NGC 4070 is an elliptical galaxy located 340 million light-years away in the constellation Coma Berenices. NGC 4070 was discovered by astronomer William Herschel on April 27, 1785. It was rediscovered by John Herschel on April 29, 1832 and was listed as NGC 4059. The galaxy is a member of the NGC 4065 Group.

NGC 4070 is also classified as a LINER galaxy.
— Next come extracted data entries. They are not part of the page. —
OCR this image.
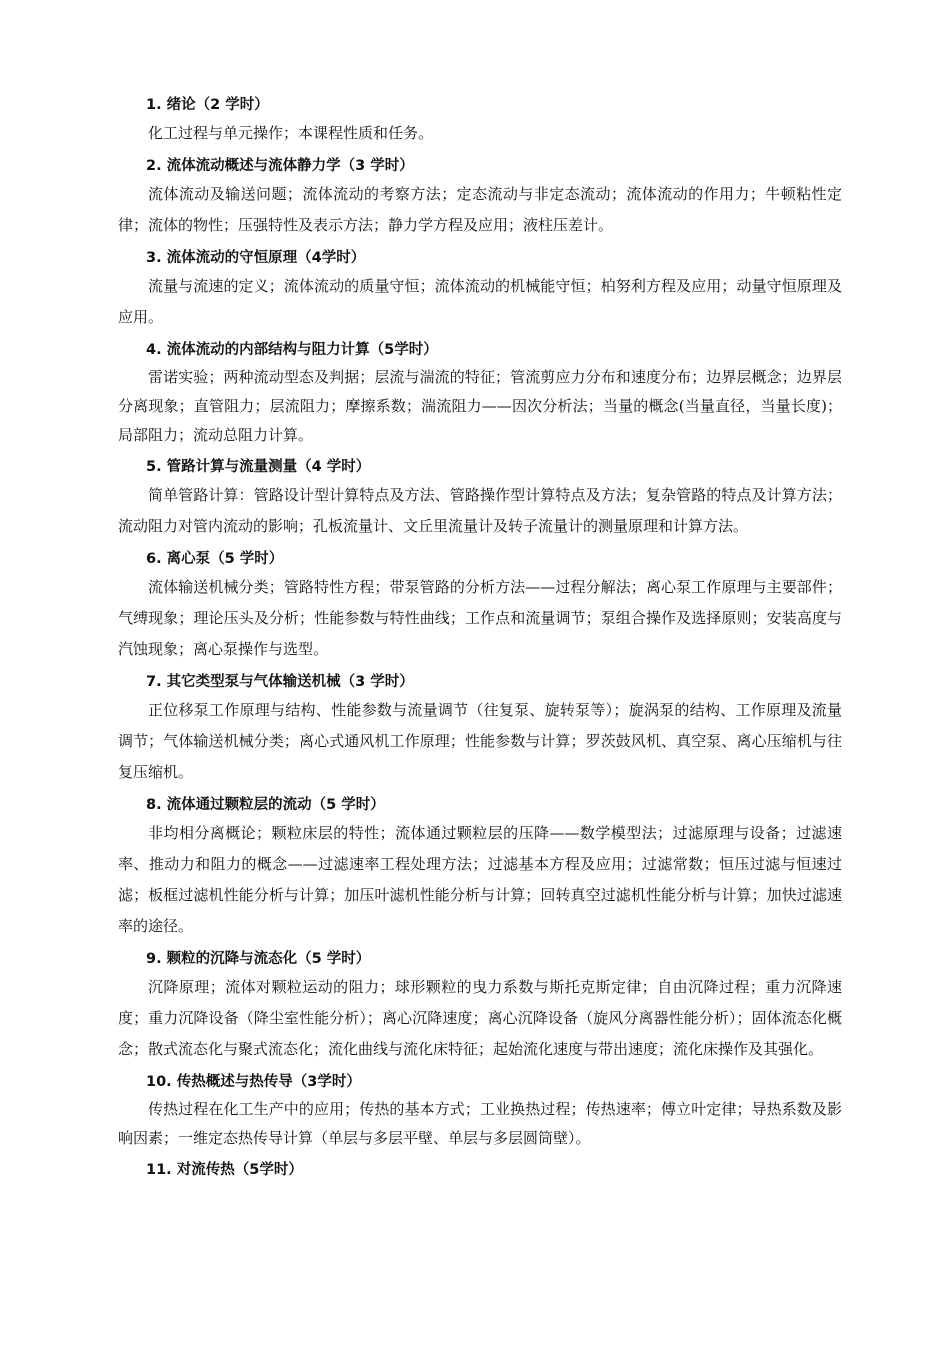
1. 绪论（2 学时）

化工过程与单元操作；本课程性质和任务。

2. 流体流动概述与流体静力学（3 学时）

流体流动及输送问题；流体流动的考察方法；定态流动与非定态流动；流体流动的作用力；牛顿粘性定律；流体的物性；压强特性及表示方法；静力学方程及应用；液柱压差计。

3. 流体流动的守恒原理（4学时）

流量与流速的定义；流体流动的质量守恒；流体流动的机械能守恒；柏努利方程及应用；动量守恒原理及应用。

4. 流体流动的内部结构与阻力计算（5学时）

雷诺实验；两种流动型态及判据；层流与湍流的特征；管流剪应力分布和速度分布；边界层概念；边界层分离现象；直管阻力；层流阻力；摩擦系数；湍流阻力——因次分析法；当量的概念(当量直径，当量长度)；局部阻力；流动总阻力计算。

5. 管路计算与流量测量（4 学时）

简单管路计算：管路设计型计算特点及方法、管路操作型计算特点及方法；复杂管路的特点及计算方法；流动阻力对管内流动的影响；孔板流量计、文丘里流量计及转子流量计的测量原理和计算方法。

6. 离心泵（5 学时）

流体输送机械分类；管路特性方程；带泵管路的分析方法——过程分解法；离心泵工作原理与主要部件；气缚现象；理论压头及分析；性能参数与特性曲线；工作点和流量调节；泵组合操作及选择原则；安装高度与汽蚀现象；离心泵操作与选型。

7. 其它类型泵与气体输送机械（3 学时）

正位移泵工作原理与结构、性能参数与流量调节（往复泵、旋转泵等）；旋涡泵的结构、工作原理及流量调节；气体输送机械分类；离心式通风机工作原理；性能参数与计算；罗茨鼓风机、真空泵、离心压缩机与往复压缩机。

8. 流体通过颗粒层的流动（5 学时）

非均相分离概论；颗粒床层的特性；流体通过颗粒层的压降——数学模型法；过滤原理与设备；过滤速率、推动力和阻力的概念——过滤速率工程处理方法；过滤基本方程及应用；过滤常数；恒压过滤与恒速过滤；板框过滤机性能分析与计算；加压叶滤机性能分析与计算；回转真空过滤机性能分析与计算；加快过滤速率的途径。

9. 颗粒的沉降与流态化（5 学时）

沉降原理；流体对颗粒运动的阻力；球形颗粒的曳力系数与斯托克斯定律；自由沉降过程；重力沉降速度；重力沉降设备（降尘室性能分析）；离心沉降速度；离心沉降设备（旋风分离器性能分析）；固体流态化概念；散式流态化与聚式流态化；流化曲线与流化床特征；起始流化速度与带出速度；流化床操作及其强化。

10. 传热概述与热传导（3学时）

传热过程在化工生产中的应用；传热的基本方式；工业换热过程；传热速率；傅立叶定律；导热系数及影响因素；一维定态热传导计算（单层与多层平壁、单层与多层圆筒壁）。

11. 对流传热（5学时）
==Physical characteristics==
Deep images obtained with the CAFOS instrument at the Calar Alto Observatory reveal that NGC 4070 has some deviation from a perfectly spherical or ellipsoidal shape morphology. This indicates that NGC 4070 has undergone a recent interaction, either with the galaxy 2MASX J12040831+2023280 or with a small knot of material. There also appears to be a faint, broad bridge of luminous matter between NGC 4070 and the neighbouring elliptical galaxy NGC 4066. The two galaxies are separated by a projected distance of 114 kpc.

==Supernova==
One supernova has been observed in NGC 4070:
- SN 2005bl (Type Ia, mag. 18.8) was discovered by the Lick Observatory Supernova Search (LOSS) on April 14, 2005, and independently by Tim Puckett and A. Langoussis on April 18, 2005.